The crisis has raised regional tensions, with Turkey sending a plane to evacuate nonessential personnel after Saturday attacks on several embassies, including Ankara’s, by Syrian government supporters angry over the Arab League decision.
Turkish Foreign Minister Ahmet Davutoglu said yesterday his country would take a “decisive attitude” in the face of attacks on its missions in Syria and will continue his country’s policy of supporting the Syrian opposition.
Meanwhile, EU governments yesterday agreed to extend a travel ban and asset freeze against 18 more Syrians, whose names will be made public today, associated with the violent crackdown, but signaled that Western military action against the government was unlikely.
EU foreign ministers, meeting in Brussels, also approved plans to stop Syria accessing funds from the European Investment Bank, in a bid to crank up economic pressure against al-Assad.

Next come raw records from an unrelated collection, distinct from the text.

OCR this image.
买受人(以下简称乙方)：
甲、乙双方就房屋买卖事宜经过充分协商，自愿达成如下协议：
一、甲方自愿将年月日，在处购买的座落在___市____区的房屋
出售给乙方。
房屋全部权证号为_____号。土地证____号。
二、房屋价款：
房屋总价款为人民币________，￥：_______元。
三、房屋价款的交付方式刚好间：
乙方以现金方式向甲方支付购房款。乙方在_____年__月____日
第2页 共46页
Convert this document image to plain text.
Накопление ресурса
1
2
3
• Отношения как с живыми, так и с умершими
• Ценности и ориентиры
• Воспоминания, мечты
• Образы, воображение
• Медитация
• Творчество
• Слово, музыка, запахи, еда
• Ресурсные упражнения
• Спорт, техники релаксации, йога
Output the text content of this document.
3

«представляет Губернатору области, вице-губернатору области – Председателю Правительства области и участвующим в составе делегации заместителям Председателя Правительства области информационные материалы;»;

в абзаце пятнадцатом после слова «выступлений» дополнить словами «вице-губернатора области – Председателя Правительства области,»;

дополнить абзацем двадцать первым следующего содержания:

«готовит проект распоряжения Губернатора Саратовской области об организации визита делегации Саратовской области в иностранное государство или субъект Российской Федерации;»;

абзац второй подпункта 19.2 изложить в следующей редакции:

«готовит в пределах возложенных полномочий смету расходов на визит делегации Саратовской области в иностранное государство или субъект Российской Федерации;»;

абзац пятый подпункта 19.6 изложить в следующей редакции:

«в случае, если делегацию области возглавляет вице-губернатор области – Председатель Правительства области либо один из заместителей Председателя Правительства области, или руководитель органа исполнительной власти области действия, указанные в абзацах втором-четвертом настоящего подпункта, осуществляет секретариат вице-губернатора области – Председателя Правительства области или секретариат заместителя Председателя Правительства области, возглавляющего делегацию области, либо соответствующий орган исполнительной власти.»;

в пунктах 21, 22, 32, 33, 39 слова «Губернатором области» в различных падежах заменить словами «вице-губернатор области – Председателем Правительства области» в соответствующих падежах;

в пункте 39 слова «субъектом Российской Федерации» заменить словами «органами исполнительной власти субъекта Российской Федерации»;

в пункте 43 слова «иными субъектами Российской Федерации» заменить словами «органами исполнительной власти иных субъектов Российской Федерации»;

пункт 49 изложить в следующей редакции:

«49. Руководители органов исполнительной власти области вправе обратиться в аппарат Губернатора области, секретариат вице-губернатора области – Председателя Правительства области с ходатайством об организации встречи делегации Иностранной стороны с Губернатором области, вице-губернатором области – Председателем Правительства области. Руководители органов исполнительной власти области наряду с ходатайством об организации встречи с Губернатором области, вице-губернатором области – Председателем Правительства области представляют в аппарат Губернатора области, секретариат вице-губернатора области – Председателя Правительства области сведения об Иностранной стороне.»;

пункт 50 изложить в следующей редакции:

British Foreign Secretary William Hague said there was a good case for further extending EU sanctions, which from today will affect 74 individuals and 19 firms and entities.
“It’s very important in the European Union that we consider additional measures to add to the pressure on the Assad regime to stop the unacceptable violence against the people of Syria,” Hague told reporters as he entered the meeting of EU foreign ministers.